Ci abbiamo pensato. E ci abbiamo ripensato. Pubblicare o non pubblicare quella foto che ritrae Sophia Loren abbracciata ad Albano Carrisi in un incontro privato avvenuto nella casa dell’attrice a Ginevra? Un momento semplice, intimo, forse anche un po’ fragile, reso pubblico dal fotografo Daniel Iseli, che ha catturato due icone della cultura popolare italiana sorridenti, autentiche, reali. Carrisi ha detto che quella foto era privata, e lo capiamo. Ma quando un’immagine diventa simbolo, quando tocca corde collettive, supera i confini dell’intimità e si trasforma in qualcosa di più. E noi, alla fine, l’abbiamo pubblicata e ci scusiamo anticipatamente se le parti in causa possano sentirsi colpiti da questo. Ma se l’abbiamo fatto non è stato per violare, bensì per omaggiare. Non per mostrare la “decadenza”, come da qualcuno è stata definita, ma per celebrare una regina.
Perché la Loren non ha solo vissuto: ha attraversato decenni di storia, di cinema, di costume, portando con sé un’Italia intera. E oggi, a novant’anni, il suo volto è ancora una storia da raccontare. Solo che questa volta la storia non è scolpita nei fianchi o nei sorrisi da copertina, ma nelle rughe, nello sguardo che conosce la vita, nella bocca che forse si piega meno simmetricamente ma che ha detto più verità di mille immagini ritoccate.
Eppure, appena la foto è circolata, si è scatenata la solita, feroce danza del disprezzo. “Com’è invecchiata”, “com’è cadente”, “com’è cambiata”. Sì, è invecchiata. Come noi. Come tutti. Ma perché mai questo dovrebbe essere uno scandalo? Perché Sophia Loren non può invecchiare come chiunque altro? Perché pretendiamo che resti eternamente ferma nel tempo, cristallizzata nel mito, come se il tempo potesse essere sospeso solo per lei?
La verità è che nessuno ha detto una parola sull’aspetto di Albano. Non ce ne voglia il Leone di Cellino San Marco, sia chiaro, ma nessuno si è indignato per le rughe, i capelli diradati, la voce appesantita dal tempo. Come lui, tanti altri uomini del panorama italiano e internazionale sono invecchiati sotto gli occhi del pubblico, spesso portati in trionfo per la loro “saggezza”, il loro “fascino maturo”. Ma per le donne, soprattutto per le donne simbolo, vale un’altra regola. Devono restare giovani. Devono restare come le abbiamo lasciate nel nostro immaginario, come poster incollati alle pareti della memoria collettiva. E se osano cambiare, se osano vivere davvero, allora diventano bersagli.

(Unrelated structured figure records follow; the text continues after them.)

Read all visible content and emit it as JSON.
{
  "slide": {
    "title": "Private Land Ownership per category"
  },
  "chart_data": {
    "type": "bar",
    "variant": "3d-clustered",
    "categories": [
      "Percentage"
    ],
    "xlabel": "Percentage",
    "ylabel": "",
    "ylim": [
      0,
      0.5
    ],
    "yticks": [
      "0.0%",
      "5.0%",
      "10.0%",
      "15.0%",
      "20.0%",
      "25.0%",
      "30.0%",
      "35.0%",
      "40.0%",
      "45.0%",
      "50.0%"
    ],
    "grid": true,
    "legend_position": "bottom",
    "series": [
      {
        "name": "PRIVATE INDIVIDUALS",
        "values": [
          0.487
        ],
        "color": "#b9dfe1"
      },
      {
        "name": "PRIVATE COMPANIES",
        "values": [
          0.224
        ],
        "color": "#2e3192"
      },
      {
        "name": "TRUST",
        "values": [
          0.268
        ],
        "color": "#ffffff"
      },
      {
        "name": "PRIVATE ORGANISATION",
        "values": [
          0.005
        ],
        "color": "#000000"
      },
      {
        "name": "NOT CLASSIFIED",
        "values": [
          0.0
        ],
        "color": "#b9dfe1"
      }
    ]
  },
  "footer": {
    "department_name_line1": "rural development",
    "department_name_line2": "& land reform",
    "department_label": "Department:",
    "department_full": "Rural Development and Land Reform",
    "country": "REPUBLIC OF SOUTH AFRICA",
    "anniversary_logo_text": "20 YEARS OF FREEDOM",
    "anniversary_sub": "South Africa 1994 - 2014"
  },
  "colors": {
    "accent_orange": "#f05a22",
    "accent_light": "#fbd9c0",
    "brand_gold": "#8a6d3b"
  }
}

È una crudeltà culturale, un meccanismo tossico e profondamente sessista che dobbiamo avere il coraggio di denunciare. Perché è questo lo scandalo, non l’invecchiamento. Lo scandalo è che nel 2025 ci sia ancora bisogno di difendere una donna per il solo fatto di avere novant’anni. Di dire che la sua bellezza non è svanita, ma si è trasformata, si è approfondita, si è arricchita. Ode alla vecchiaia, allora. Ode alla dignità di un volto che non ha paura di mostrarsi com’è. Ode a Sophia Loren, che anche in quella foto – forse privata, forse no – ci ha insegnato una volta ancora cosa significa essere una vera diva: accettare la vita, tutta, anche quando la luce si fa più morbida e il corpo più fragile.
E se l’abbiamo pubblicata, quella foto, è solo per questo: perché merita di essere vista. Merita di essere riconosciuta. E perché ogni donna, guardandola, possa sentirsi un po’ più libera di invecchiare a sua volta, senza dover chiedere il permesso.
Ogni donna può figurare al meglio se sta bene dentro la propria pelle. Non c’entrano i vestiti ed il trucco, ma come si brilla – Sophia Loren.